Ross Muir, 2023. Van Gough Golfer
The Maddox Gallery initially welcomed Muir in May of 2021 and has done so again this September. The soon-to-be exhibition entitled The Bridge Home will run at the West London gallery from the 8th of September until the 22nd of October 2023.
The exhibition is going to display further liberality surrounding contemporary culture as the artist conceptualises some of the most renowned artworks history has to offer, harmoniously binding the past and present. The artists distinguishing and internationally recognised style is eminent in his latest works as he balances unmannerly humour while demonstrating a painterly technique.
Ross Muir, 2023. Frida
The thematic elements of The Bridge Home hone into intimate notions of self-discovery as the artist contemplates who he is, who he could be and who he should be. The act of painting whisks Muir away on a spiritual journey, an idea which is visualised through his newest works.
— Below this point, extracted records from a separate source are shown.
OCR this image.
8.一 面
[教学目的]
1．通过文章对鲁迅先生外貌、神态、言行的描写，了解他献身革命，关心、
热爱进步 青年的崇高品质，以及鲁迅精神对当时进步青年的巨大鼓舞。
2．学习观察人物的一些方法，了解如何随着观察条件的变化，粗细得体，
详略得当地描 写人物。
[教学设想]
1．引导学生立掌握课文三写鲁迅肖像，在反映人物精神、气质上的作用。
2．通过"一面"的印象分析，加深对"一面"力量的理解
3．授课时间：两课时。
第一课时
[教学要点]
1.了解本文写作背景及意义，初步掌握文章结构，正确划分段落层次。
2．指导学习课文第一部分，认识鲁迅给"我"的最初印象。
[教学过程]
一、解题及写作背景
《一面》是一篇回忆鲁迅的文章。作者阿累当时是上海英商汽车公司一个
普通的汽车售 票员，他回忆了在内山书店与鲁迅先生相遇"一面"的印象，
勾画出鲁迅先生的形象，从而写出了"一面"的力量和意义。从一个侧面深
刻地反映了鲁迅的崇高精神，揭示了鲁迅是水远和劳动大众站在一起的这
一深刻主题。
Muir has struggled with mental illness throughout his life and has expressed his financial struggles and battles with addiction, themes relevant to The Bridge Home. A Juxtapositional element is given to his works as they visually display serenity and tranquility, a contrast to Muir’s daily mental health battles.
“I don’t know if you can get much darker than where I was at … the debt, the drugs, the addiction; I had to unwind a big, massive knot, and I managed to do it. Even trying to get out of the dark, is better than sitting in the dark. I have a freedom now that I never thought I would obtain again. Art is my total saviour”.— Ross Muir
The Bridge Home will be in support of the West London Zone charity, an organisation aiding the academic, social and emotional betterment of children and young people.